So, here’s a question: When faced with failure – like personal or career setbacks – why are some people able to learn from it, while others are not?
Maybe it was disappointment from being passed over for promotion, not winning that award, or missing out on recognition. Why do some people learn from setbacks and actually use them as launching points, while others resort to blaming, or other “political” behavior that is unhealthy, and in some cases, doused in self-pity?
It’s a loaded question, right?
But really, the topic of how we cope when things don’t go our way is a real and important question for us all. It’s something I call self-leadership, or our individual ability to be self-aware, self-manage and self-lead – away from personal and business failures and toward personal and business success.
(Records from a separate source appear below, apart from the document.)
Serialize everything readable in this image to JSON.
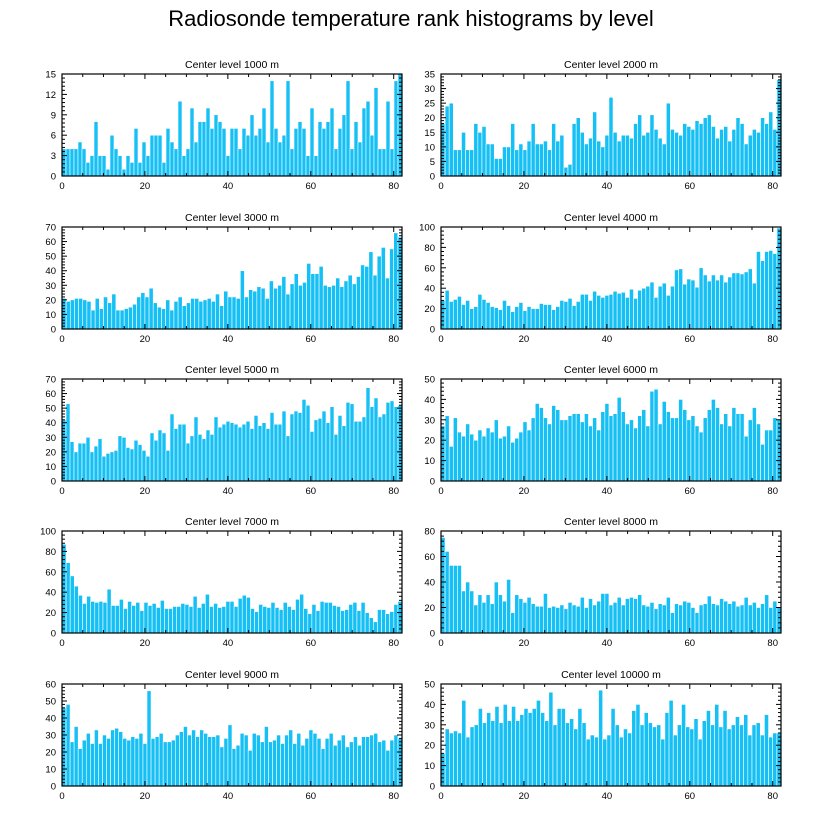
{
  "title": "Radiosonde temperature rank histograms by level",
  "colors": {
    "bar": "#16c0f5",
    "bar_edge": "#ffffff",
    "axis": "#000000"
  },
  "chart_data": [
    {
      "type": "bar",
      "title": "Center level 1000 m",
      "ylim": [
        0,
        15
      ],
      "yticks": [
        0,
        3,
        6,
        9,
        12,
        15
      ],
      "xlim": [
        0,
        82
      ],
      "xticks": [
        0,
        20,
        40,
        60,
        80
      ],
      "values": [
        4,
        4,
        4,
        4,
        5,
        4,
        2,
        3,
        8,
        3,
        3,
        1,
        6,
        4,
        3,
        1,
        3,
        2,
        7,
        2,
        5,
        3,
        6,
        6,
        6,
        2,
        7,
        5,
        4,
        11,
        3,
        4,
        10,
        5,
        8,
        8,
        10,
        7,
        9,
        8,
        7,
        3,
        7,
        7,
        4,
        7,
        6,
        9,
        6,
        7,
        10,
        5,
        14,
        7,
        5,
        6,
        14,
        4,
        7,
        8,
        7,
        3,
        10,
        3,
        8,
        7,
        8,
        10,
        4,
        7,
        9,
        14,
        4,
        8,
        5,
        10,
        11,
        6,
        13,
        4,
        4,
        11,
        4,
        14,
        15
      ]
    },
    {
      "type": "bar",
      "title": "Center level 2000 m",
      "ylim": [
        0,
        35
      ],
      "yticks": [
        0,
        5,
        10,
        15,
        20,
        25,
        30,
        35
      ],
      "xlim": [
        0,
        82
      ],
      "xticks": [
        0,
        20,
        40,
        60,
        80
      ],
      "values": [
        18,
        24,
        25,
        9,
        9,
        15,
        9,
        9,
        18,
        15,
        17,
        11,
        11,
        6,
        6,
        10,
        10,
        18,
        9,
        11,
        9,
        12,
        18,
        11,
        11,
        12,
        9,
        18,
        12,
        14,
        3,
        4,
        18,
        20,
        15,
        11,
        13,
        22,
        12,
        10,
        14,
        27,
        15,
        12,
        14,
        14,
        13,
        18,
        21,
        14,
        15,
        21,
        16,
        13,
        11,
        25,
        16,
        15,
        14,
        18,
        17,
        16,
        19,
        18,
        20,
        21,
        17,
        13,
        16,
        17,
        12,
        16,
        20,
        18,
        11,
        14,
        16,
        15,
        20,
        18,
        22,
        16,
        33
      ]
    },
    {
      "type": "bar",
      "title": "Center level 3000 m",
      "ylim": [
        0,
        70
      ],
      "yticks": [
        0,
        10,
        20,
        30,
        40,
        50,
        60,
        70
      ],
      "xlim": [
        0,
        82
      ],
      "xticks": [
        0,
        20,
        40,
        60,
        80
      ],
      "values": [
        21,
        19,
        20,
        21,
        21,
        20,
        19,
        13,
        21,
        14,
        22,
        18,
        24,
        13,
        13,
        14,
        15,
        17,
        22,
        25,
        22,
        28,
        18,
        15,
        14,
        20,
        13,
        19,
        22,
        16,
        18,
        21,
        21,
        19,
        20,
        21,
        19,
        24,
        16,
        26,
        22,
        22,
        21,
        40,
        22,
        27,
        26,
        29,
        28,
        21,
        33,
        28,
        30,
        36,
        24,
        31,
        38,
        30,
        32,
        45,
        38,
        38,
        43,
        30,
        29,
        30,
        35,
        29,
        33,
        37,
        31,
        36,
        44,
        43,
        53,
        37,
        50,
        56,
        35,
        55,
        66,
        63
      ]
    },
    {
      "type": "bar",
      "title": "Center level 4000 m",
      "ylim": [
        0,
        100
      ],
      "yticks": [
        0,
        20,
        40,
        60,
        80,
        100
      ],
      "xlim": [
        0,
        82
      ],
      "xticks": [
        0,
        20,
        40,
        60,
        80
      ],
      "values": [
        28,
        38,
        27,
        29,
        32,
        24,
        28,
        20,
        22,
        34,
        29,
        26,
        22,
        21,
        19,
        28,
        23,
        17,
        22,
        26,
        18,
        22,
        20,
        20,
        25,
        24,
        24,
        19,
        22,
        28,
        27,
        30,
        23,
        27,
        34,
        34,
        28,
        37,
        33,
        31,
        33,
        34,
        37,
        35,
        36,
        31,
        39,
        30,
        38,
        40,
        42,
        46,
        31,
        42,
        45,
        33,
        42,
        58,
        59,
        44,
        49,
        48,
        41,
        60,
        53,
        47,
        53,
        48,
        53,
        46,
        51,
        55,
        55,
        54,
        56,
        59,
        45,
        76,
        67,
        76,
        77,
        74,
        99
      ]
    },
    {
      "type": "bar",
      "title": "Center level 5000 m",
      "ylim": [
        0,
        70
      ],
      "yticks": [
        0,
        10,
        20,
        30,
        40,
        50,
        60,
        70
      ],
      "xlim": [
        0,
        82
      ],
      "xticks": [
        0,
        20,
        40,
        60,
        80
      ],
      "values": [
        42,
        53,
        27,
        20,
        26,
        26,
        30,
        20,
        24,
        29,
        17,
        19,
        20,
        21,
        31,
        30,
        23,
        22,
        28,
        25,
        21,
        17,
        33,
        28,
        35,
        33,
        21,
        46,
        36,
        39,
        39,
        26,
        31,
        44,
        32,
        29,
        35,
        32,
        44,
        37,
        39,
        41,
        40,
        39,
        37,
        39,
        41,
        36,
        45,
        38,
        40,
        36,
        47,
        39,
        39,
        48,
        31,
        46,
        48,
        47,
        56,
        52,
        34,
        42,
        43,
        48,
        40,
        51,
        32,
        45,
        38,
        54,
        53,
        41,
        41,
        44,
        64,
        51,
        57,
        44,
        46,
        54,
        55,
        51,
        52
      ]
    },
    {
      "type": "bar",
      "title": "Center level 6000 m",
      "ylim": [
        0,
        50
      ],
      "yticks": [
        0,
        10,
        20,
        30,
        40,
        50
      ],
      "xlim": [
        0,
        82
      ],
      "xticks": [
        0,
        20,
        40,
        60,
        80
      ],
      "values": [
        27,
        32,
        17,
        31,
        24,
        22,
        28,
        23,
        20,
        25,
        22,
        26,
        24,
        30,
        21,
        22,
        27,
        19,
        21,
        24,
        29,
        25,
        31,
        38,
        36,
        31,
        28,
        37,
        35,
        30,
        30,
        32,
        33,
        33,
        29,
        33,
        27,
        31,
        25,
        34,
        38,
        32,
        33,
        41,
        34,
        28,
        30,
        26,
        32,
        35,
        27,
        44,
        45,
        28,
        39,
        34,
        31,
        31,
        40,
        35,
        30,
        32,
        27,
        24,
        31,
        35,
        40,
        36,
        28,
        33,
        27,
        36,
        33,
        33,
        22,
        30,
        36,
        28,
        18,
        25,
        25,
        31,
        30
      ]
    },
    {
      "type": "bar",
      "title": "Center level 7000 m",
      "ylim": [
        0,
        100
      ],
      "yticks": [
        0,
        20,
        40,
        60,
        80,
        100
      ],
      "xlim": [
        0,
        82
      ],
      "xticks": [
        0,
        20,
        40,
        60,
        80
      ],
      "values": [
        87,
        69,
        56,
        46,
        37,
        29,
        36,
        31,
        30,
        31,
        30,
        43,
        27,
        27,
        33,
        24,
        31,
        27,
        30,
        22,
        30,
        27,
        29,
        25,
        32,
        24,
        24,
        26,
        26,
        29,
        28,
        26,
        36,
        25,
        29,
        38,
        26,
        29,
        25,
        26,
        31,
        31,
        26,
        34,
        37,
        35,
        24,
        21,
        28,
        26,
        25,
        30,
        25,
        23,
        30,
        26,
        23,
        33,
        38,
        24,
        19,
        28,
        22,
        31,
        30,
        30,
        27,
        26,
        22,
        23,
        28,
        30,
        22,
        30,
        20,
        15,
        11,
        23,
        23,
        19,
        21,
        28,
        31
      ]
    },
    {
      "type": "bar",
      "title": "Center level 8000 m",
      "ylim": [
        0,
        80
      ],
      "yticks": [
        0,
        20,
        40,
        60,
        80
      ],
      "xlim": [
        0,
        82
      ],
      "xticks": [
        0,
        20,
        40,
        60,
        80
      ],
      "values": [
        75,
        64,
        53,
        53,
        53,
        33,
        40,
        33,
        22,
        30,
        24,
        30,
        23,
        40,
        30,
        25,
        42,
        16,
        30,
        27,
        24,
        28,
        23,
        21,
        21,
        31,
        20,
        21,
        20,
        22,
        19,
        24,
        22,
        21,
        28,
        20,
        27,
        22,
        25,
        31,
        31,
        22,
        24,
        28,
        22,
        27,
        28,
        27,
        30,
        22,
        21,
        24,
        19,
        23,
        22,
        28,
        16,
        23,
        22,
        25,
        24,
        20,
        16,
        22,
        23,
        29,
        23,
        22,
        27,
        25,
        23,
        25,
        21,
        22,
        28,
        22,
        24,
        20,
        23,
        30,
        20,
        25,
        20
      ]
    },
    {
      "type": "bar",
      "title": "Center level 9000 m",
      "ylim": [
        0,
        60
      ],
      "yticks": [
        0,
        10,
        20,
        30,
        40,
        50,
        60
      ],
      "xlim": [
        0,
        82
      ],
      "xticks": [
        0,
        20,
        40,
        60,
        80
      ],
      "values": [
        46,
        48,
        26,
        35,
        22,
        27,
        31,
        25,
        33,
        25,
        30,
        28,
        33,
        34,
        32,
        28,
        27,
        29,
        28,
        31,
        25,
        56,
        28,
        29,
        31,
        26,
        26,
        27,
        30,
        32,
        35,
        30,
        33,
        29,
        33,
        31,
        29,
        29,
        30,
        23,
        28,
        36,
        22,
        24,
        31,
        30,
        21,
        31,
        30,
        26,
        35,
        26,
        27,
        30,
        25,
        30,
        33,
        25,
        31,
        24,
        28,
        33,
        31,
        28,
        22,
        28,
        31,
        24,
        27,
        30,
        23,
        26,
        29,
        24,
        29,
        29,
        30,
        31,
        26,
        27,
        21,
        27,
        30,
        28
      ]
    },
    {
      "type": "bar",
      "title": "Center level 10000 m",
      "ylim": [
        0,
        50
      ],
      "yticks": [
        0,
        10,
        20,
        30,
        40,
        50
      ],
      "xlim": [
        0,
        82
      ],
      "xticks": [
        0,
        20,
        40,
        60,
        80
      ],
      "values": [
        16,
        28,
        26,
        27,
        26,
        42,
        24,
        29,
        30,
        38,
        31,
        36,
        32,
        39,
        31,
        40,
        32,
        39,
        32,
        35,
        38,
        36,
        38,
        42,
        36,
        32,
        46,
        30,
        38,
        38,
        31,
        33,
        28,
        38,
        31,
        23,
        25,
        24,
        47,
        23,
        25,
        38,
        30,
        24,
        28,
        26,
        37,
        40,
        30,
        36,
        31,
        29,
        30,
        23,
        36,
        42,
        25,
        30,
        40,
        29,
        28,
        33,
        23,
        32,
        37,
        30,
        40,
        29,
        37,
        28,
        30,
        34,
        30,
        35,
        25,
        30,
        31,
        25,
        35,
        24,
        26,
        26
      ]
    }
  ]
}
I’m still a work-in-progress. And working on self-leadership is the key.
My former boss and then-American Family Insurance CEO Dave Anderson caught me in one of these moments. Something hadn’t gone my way. I wasn’t happy about it and felt that a colleague had let me down. Although I didn’t realize it, I was blaming someone else for not getting something done.
Dave’s simple response to me was: “Jack, you’re too good for that. You really are. Own up to this yourself. Deal with it. Move forward.”
Kind of like the time I fibbed to my parents, who caught me red-handed saying something untrue. Or like the time, when my wife was a little girl, someone called her two-faced. She didn’t like that comment, so she decided to change – immediately. We all have the ability to change our thoughts, attitudes and behaviors in an instant.
I didn’t like how lying to my folks felt, so I decided then and there to never do it again. And to my boss … yeah, Dave, you were right. I started thinking less about blaming and more about personal accountability and how I could be an instrument for positive change. I’m far from perfect, but this concept of self-leadership is one I work on daily, at work and at home.
People who are self-aware of their strengths and opportunities to learn and grow understand what I’ve touched on previously – the idea that our personal paths to success are not always linear, but can have sideways detours or downturns. Or what one leadership expert calls “career disruption.”
These aren’t bad things!
Here’s what’s interesting about this concept. Once you’re down this personal path of self-leadership, it’s so easy to identify others who share this belief and are down a similar path. And, in a way, it’s easy to see others who aren’t.
There is often a strange intersection between discouragement, frustration and defeat … and opportunity, accomplishment and success.
The gap between the two – our ability to move from defeat to success – often depends less on our ability to manage and lead others as it does on managing and leading ourselves.